Beowulf Quotes

How we cite our quotes: Citations follow this format: (Line). We used Seamus Heaney's Beowulf: A New Verse Translation, published in 2000 by Farrar, Straus, and Giroux.

Quote #1

Afterwards a boy-child was sent to Shield,
a cub in the yard, a comfort sent
by God to that nation. He knew what they had tholed,
the long times and troubles they'd come through
without a leader; so the Lord of Life,
the glorious Almighty, made this man renowned. (12-17)

Throughout Beowulf, whenever any great men manage to achieve heroic feats, the narrator will be careful to attribute their prowess to God's favor and divine plan.

Quote #2

Then a powerful demon, a prowler through the dark,
nursed a hard grievance. It harrowed him
to hear the din of the loud banquet
every day in the hall, the harp being struck
and the clear song of a skilled poet
telling with mastery of man's beginnings,
how the Almighty had made the earth
a gleaming plain girdled with waters;
in His splendour He set the sun and the moon
to be earth's lamplight, lanterns for men,
and filled the broad lap of the world
with branches and leaves; and quickened life
in every other thing that moved. (86-98)

Grendel's demonic nature is rubbed the wrong way by a bard's recitation of the story of Creation. Notice that this description of the creation of the world is an unusual mishmash of pagan and Christian imagery, reminding us of the complex religious background of the poem – told by Christians, but about pagans.

Quote #3

Grendel was the name of this grim demon
haunting the marches, marauding round the heath
and the desolate fens; he had dwelt for a time
in misery among the banished monsters,
Cain's clan, whom the creator had outlawed
and condemned as outcasts. For the killing of Abel
the Eternal Lord had exacted a price:
Cain got no good from committing that murder
because the Almighty made him anathema
and out of the curse of his exile there sprang
ogres and elves and evil phantoms
and the giants too who strove with God
time and again until He gave them their reward. (102-114)
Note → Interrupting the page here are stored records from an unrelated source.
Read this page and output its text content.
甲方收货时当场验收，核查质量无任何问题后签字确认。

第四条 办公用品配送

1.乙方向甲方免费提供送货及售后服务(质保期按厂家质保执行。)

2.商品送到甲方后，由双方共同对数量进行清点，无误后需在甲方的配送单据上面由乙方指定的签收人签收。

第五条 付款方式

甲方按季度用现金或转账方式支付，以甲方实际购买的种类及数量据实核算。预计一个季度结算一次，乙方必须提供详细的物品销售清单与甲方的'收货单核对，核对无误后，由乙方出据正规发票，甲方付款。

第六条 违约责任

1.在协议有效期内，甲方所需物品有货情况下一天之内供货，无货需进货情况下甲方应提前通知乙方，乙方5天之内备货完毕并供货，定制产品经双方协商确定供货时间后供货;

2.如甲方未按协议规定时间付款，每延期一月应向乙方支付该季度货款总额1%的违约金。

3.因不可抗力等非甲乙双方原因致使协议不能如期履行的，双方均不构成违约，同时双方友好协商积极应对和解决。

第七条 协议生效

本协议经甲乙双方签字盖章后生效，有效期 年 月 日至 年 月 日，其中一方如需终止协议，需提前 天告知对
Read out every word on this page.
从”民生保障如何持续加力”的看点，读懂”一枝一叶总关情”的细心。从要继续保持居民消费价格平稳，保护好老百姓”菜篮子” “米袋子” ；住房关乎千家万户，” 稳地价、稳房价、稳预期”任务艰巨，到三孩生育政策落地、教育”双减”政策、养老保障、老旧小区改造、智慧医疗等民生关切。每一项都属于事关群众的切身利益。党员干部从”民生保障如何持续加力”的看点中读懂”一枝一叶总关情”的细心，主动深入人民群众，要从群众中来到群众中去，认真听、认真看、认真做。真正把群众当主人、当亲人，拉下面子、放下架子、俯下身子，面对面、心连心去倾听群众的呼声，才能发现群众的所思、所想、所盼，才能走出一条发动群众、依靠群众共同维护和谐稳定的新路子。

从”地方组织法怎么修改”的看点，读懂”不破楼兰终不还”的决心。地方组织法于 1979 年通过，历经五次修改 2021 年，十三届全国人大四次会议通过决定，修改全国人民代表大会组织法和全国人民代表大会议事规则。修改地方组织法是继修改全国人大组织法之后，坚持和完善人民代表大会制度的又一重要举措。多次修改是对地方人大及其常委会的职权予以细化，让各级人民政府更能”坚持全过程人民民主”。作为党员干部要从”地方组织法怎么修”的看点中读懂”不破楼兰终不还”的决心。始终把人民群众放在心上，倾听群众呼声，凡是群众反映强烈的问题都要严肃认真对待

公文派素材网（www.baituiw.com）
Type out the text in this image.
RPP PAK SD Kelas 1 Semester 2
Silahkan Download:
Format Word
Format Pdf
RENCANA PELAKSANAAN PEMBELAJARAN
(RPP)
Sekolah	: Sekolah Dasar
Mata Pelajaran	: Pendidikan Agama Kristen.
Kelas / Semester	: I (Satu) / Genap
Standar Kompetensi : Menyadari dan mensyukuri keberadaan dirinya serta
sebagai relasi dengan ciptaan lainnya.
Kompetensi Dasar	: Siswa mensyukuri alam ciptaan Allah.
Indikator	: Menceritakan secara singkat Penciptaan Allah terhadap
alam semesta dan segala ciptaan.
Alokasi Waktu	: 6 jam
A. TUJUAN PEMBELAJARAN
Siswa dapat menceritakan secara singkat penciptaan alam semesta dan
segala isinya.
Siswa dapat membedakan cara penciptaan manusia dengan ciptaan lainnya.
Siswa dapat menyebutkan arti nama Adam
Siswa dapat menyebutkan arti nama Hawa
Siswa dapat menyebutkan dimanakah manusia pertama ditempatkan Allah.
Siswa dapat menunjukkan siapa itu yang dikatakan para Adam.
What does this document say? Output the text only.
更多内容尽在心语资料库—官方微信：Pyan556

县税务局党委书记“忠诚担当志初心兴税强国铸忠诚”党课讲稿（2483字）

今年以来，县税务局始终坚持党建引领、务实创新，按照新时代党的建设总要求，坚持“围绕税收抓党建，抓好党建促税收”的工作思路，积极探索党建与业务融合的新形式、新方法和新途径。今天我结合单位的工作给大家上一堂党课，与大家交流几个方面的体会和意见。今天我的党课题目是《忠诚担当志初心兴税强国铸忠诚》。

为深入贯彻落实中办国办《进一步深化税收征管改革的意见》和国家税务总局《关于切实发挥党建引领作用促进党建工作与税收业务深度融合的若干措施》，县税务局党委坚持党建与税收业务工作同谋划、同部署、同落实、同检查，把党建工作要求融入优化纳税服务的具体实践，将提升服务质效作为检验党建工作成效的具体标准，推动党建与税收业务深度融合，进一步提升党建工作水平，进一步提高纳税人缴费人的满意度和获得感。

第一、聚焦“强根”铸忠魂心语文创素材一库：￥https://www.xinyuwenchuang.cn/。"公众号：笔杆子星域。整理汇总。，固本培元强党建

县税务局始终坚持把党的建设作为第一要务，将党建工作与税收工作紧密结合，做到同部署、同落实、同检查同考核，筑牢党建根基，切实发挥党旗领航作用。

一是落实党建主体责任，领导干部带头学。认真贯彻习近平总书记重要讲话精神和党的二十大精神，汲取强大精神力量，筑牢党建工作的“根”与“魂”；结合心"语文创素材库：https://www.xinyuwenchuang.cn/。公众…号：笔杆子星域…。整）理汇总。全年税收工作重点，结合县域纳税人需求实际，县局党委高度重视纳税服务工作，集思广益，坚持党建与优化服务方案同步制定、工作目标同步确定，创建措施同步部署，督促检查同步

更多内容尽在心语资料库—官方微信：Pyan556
It's no accident that the only Biblical story specifically referred to in Beowulf is the tale of Cain and Abel, two brothers who took part in a murderous feud. In medieval Scandinavia, tribe against tribe and clan against clan often came down to fratricidal combat. Grendel represents the ultimate evil in this culture because he's the descendant of a man who killed his brother. Another villain of the poem, Unferth, is also condemned by the narrator because he killed his brothers.